No, no matter how sympathetic one is to the victims of flying pickets and how unsympathetic one might be to militant unionists, pensioners or otherwise, there’s no real conceivable legitimate reason not to disclose these papers. So what might the real reasons for non-disclosure be? They are manifold – and, despite the age of the case concerned, they are not simply historical or academic in nature.

Taking them in turn, it might be a case of successive governments seeking to avoid embarrassment whether it be in relation to links to donors or officials within the prosecutorial process or otherwise (and indeed, at this stage, it’s rather antique embarrassment at that). If so, that simply isn’t a good enough reason to withhold such material.
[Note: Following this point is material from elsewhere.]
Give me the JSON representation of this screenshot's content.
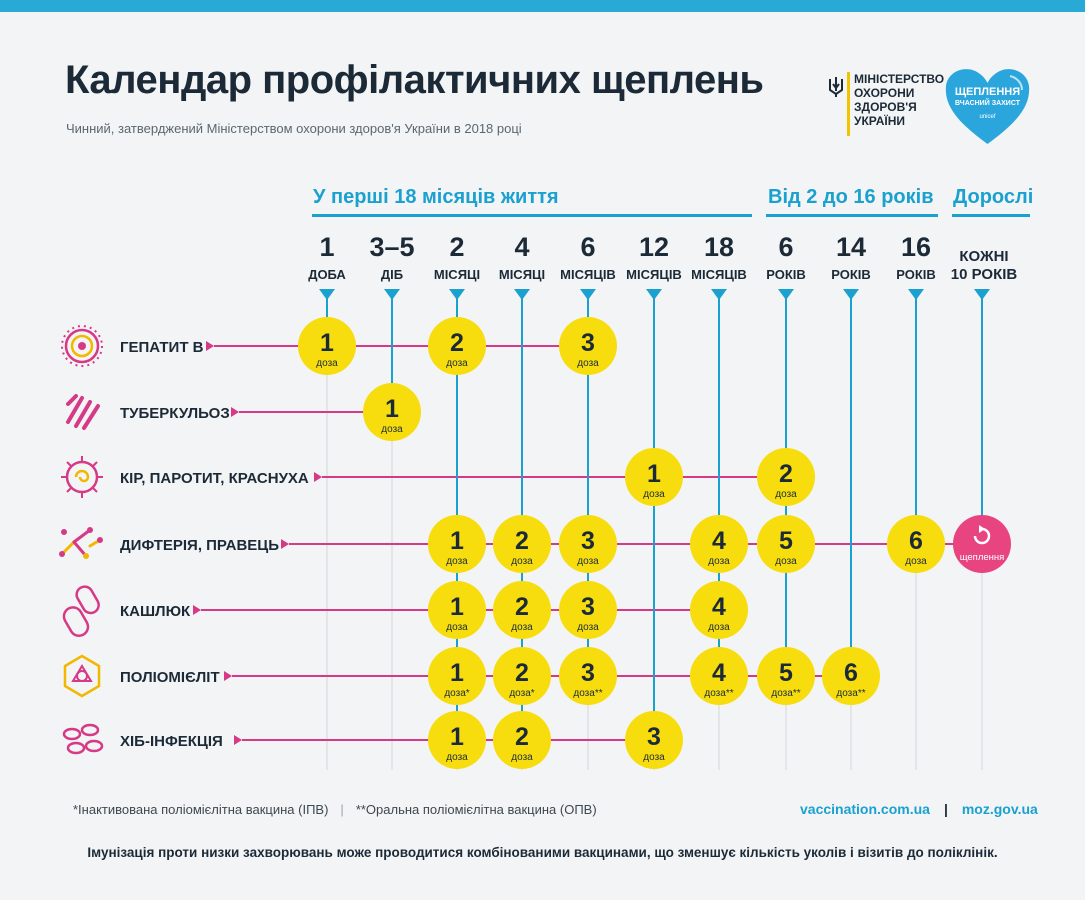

It might be a case of seeking to avoid admitting government liability – but if the state has done something wrong, it should admit it. If it is a case of governments of both sides over time colluding to hide the improper use of executive power, it is utterly wrong (consider the recent use by the Home Secretary of entirely unscrutinised executive powers to confiscate passports for an unhappy example of where such facts might be relevant in modern times). If it is being done so as to ease such use of unaccountable executive power and access to the decision-making processes of prosecution within our justice system by governments in future times, then it is downright dangerous, too.